Save Tax on Capital Gain Tax in India
Capital gains tax is levied on profits that are derived from the sale of property, shares, gold and mutual funds. However, there are several rules given in the Income Tax Act that can help you save tax on capital gains Tax in India. If these rules are used properly, you can reduce your tax. Here are the 5 best ways to save on capital gain tax under the latest rules in 2025.

1. Invest in residential property – Section 54
If you sell a residential property and realize Long-Term Capital Gain (LTCG) from it, you can save your tax by purchasing this amount in another residential property.
Terms:
- The asset sold must be a long-term asset, and must be sold after more than 2 years
- You have to buy a new residential property within 2 years or build a new house within 3 years.
- The new residential property must be in India.
- If you reinvest the entire capital gains amount such as buying shares or units, there will be no tax.
2. Invest in Capital Gains Tax Bonds – Section 54EC
Investing in 54EC bonds. You can save tax on capital gain Tax in India, these bonds are issued by NHAI (National Highway Authority of India) and REC (Rural Electrification Corporation).
Terms:
- It is taxed only on long-term capital gains arising from sale of land or building.
- Investment should be made within 6 months.
- Maximum investment limit should be up to ₹50 lakh
- The lock-in period of these bonds is at least 5 years.
3. Reinvest in other residential property – Section 54F
If you sell any asset like gold, shares, mutual funds or property and get long-term capital gains from it, you can reinvest it in a residential house to save tax under Section 54F.
Terms:
- At the time of selling a residential property, you should own only one residential property.
- The amount of residential property sold (not just capital gains) has to be invested in the purchase of a new house.
- The new asset should be purchased within 2 years or constructed within 3 years.
- If the entire amount is reinvested, there will be no tax.
- If only a small amount is reinvested, the discount in percentage will be.
4. Adjust capital loss against capital gain Tax
If you have incurred capital loss in any previous year, you can set it off against your capital gain tax and reduce the tax liability.
How to do?
- Short-term capital loss can be adjusted against short-term or long-term capital gains .
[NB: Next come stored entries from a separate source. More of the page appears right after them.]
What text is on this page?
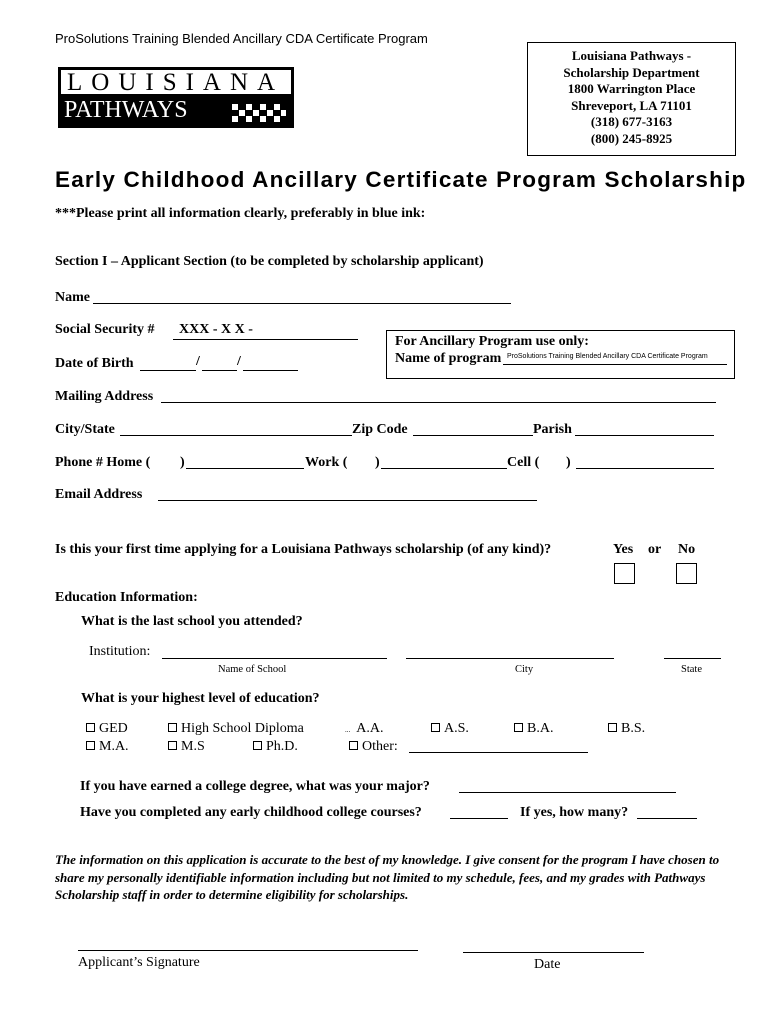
ProSolutions Training Blended Ancillary CDA Certificate Program
Louisiana Pathways -
Scholarship Department
1800 Warrington Place
Shreveport, LA 71101
(318) 677-3163
(800) 245-8925
LOUISIANA
PATHWAYS
Early Childhood Ancillary Certificate Program Scholarship
***Please print all information clearly, preferably in blue ink:
Section I – Applicant Section (to be completed by scholarship applicant)
Name
Social Security # XXX - X X -
For Ancillary Program use only:
Name of program ProSolutions Training Blended Ancillary CDA Certificate Program
Date of Birth	/	/
Mailing Address
City/State	Zip Code	Parish
Phone # Home ( )	Work ( )	Cell ( )
Email Address
Is this your first time applying for a Louisiana Pathways scholarship (of any kind)?	Yes or No
Education Information:
What is the last school you attended?
Institution:
Name of School	City	State
What is your highest level of education?
GED	High School Diploma	... A.A.	A.S.	B.A.	B.S.
M.A.	M.S	Ph.D.	Other:
If you have earned a college degree, what was your major?
Have you completed any early childhood college courses?	If yes, how many?
The information on this application is accurate to the best of my knowledge. I give consent for the program I have chosen to share my personally identifiable information including but not limited to my schedule, fees, and my grades with Pathways Scholarship staff in order to determine eligibility for scholarships.
Applicant’s Signature	Date
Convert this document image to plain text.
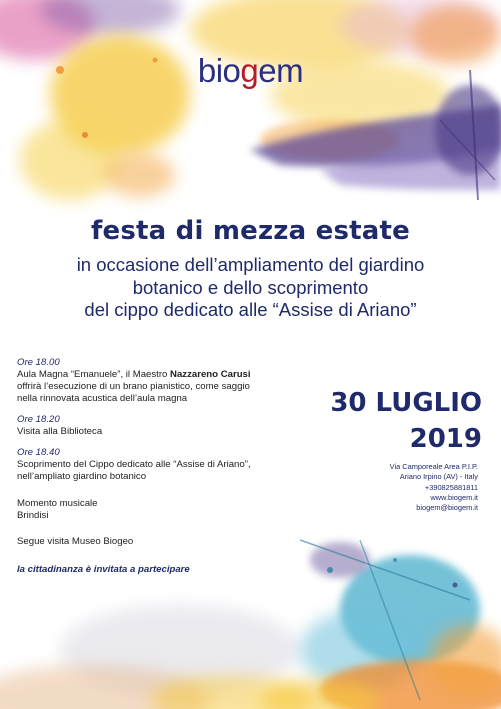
biogem
festa di mezza estate
in occasione dell’ampliamento del giardino
botanico e dello scoprimento
del cippo dedicato alle “Assise di Ariano”
Ore 18.00
Aula Magna “Emanuele”, il Maestro Nazzareno Carusi
offrirà l’esecuzione di un brano pianistico, come saggio
nella rinnovata acustica dell’aula magna
Ore 18.20
Visita alla Biblioteca
Ore 18.40
Scoprimento del Cippo dedicato alle “Assise di Ariano”,
nell’ampliato giardino botanico
Momento musicale
Brindisi
Segue visita Museo Biogeo
la cittadinanza è invitata a partecipare
30 LUGLIO
2019
Via Camporeale Area P.I.P.
Ariano Irpino (AV) - Italy
+390825881811
www.biogem.it
biogem@biogem.it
- Long-term capital losses can only be disallowed against long-term capital gains .
- Unutilized capital loss can be carried forward for up to 8 years.
Tip:
If you have incurred capital loss, be sure to declare it in your income tax return, so that in future can take advantage of it.
5. Use Capital Gains Account Scheme (CGAS)
If you do not want to invest in property immediately, but plan to do so later, you can deposit your capital gains Tax in a Capital Gains Account Scheme (CGAS).
terms:
- This deposit should be made before the last date of filing income tax return.
- The amount deposited in this account must be used to purchase or construct a property within the stipulated time frame.
- If this amount is not utilized within 3 years, it will become taxable.

2025 latest updates
- Change in tax rules on gold – There will be 10% tax on sale of gold from July 2024 and indexation benefit will not be available on long-term capital gain.
- Mutual Fund Taxation – Debt mutual funds will now be treated as short-term capital gain, And they will be taxed as per the slab rate.
- Real estate tax benefits limited – Tax exemption on property investment has been modified so that the tax exemption is not misused.
conclusion
It is possible to save tax on capital gain in India if you plan your investments properly. By using Section 54, 54EC, 54F, capital loss adjustment and CGAS, you can reduce your tax significantly. Get maximum benefits by understanding these provisions and investing at the right time.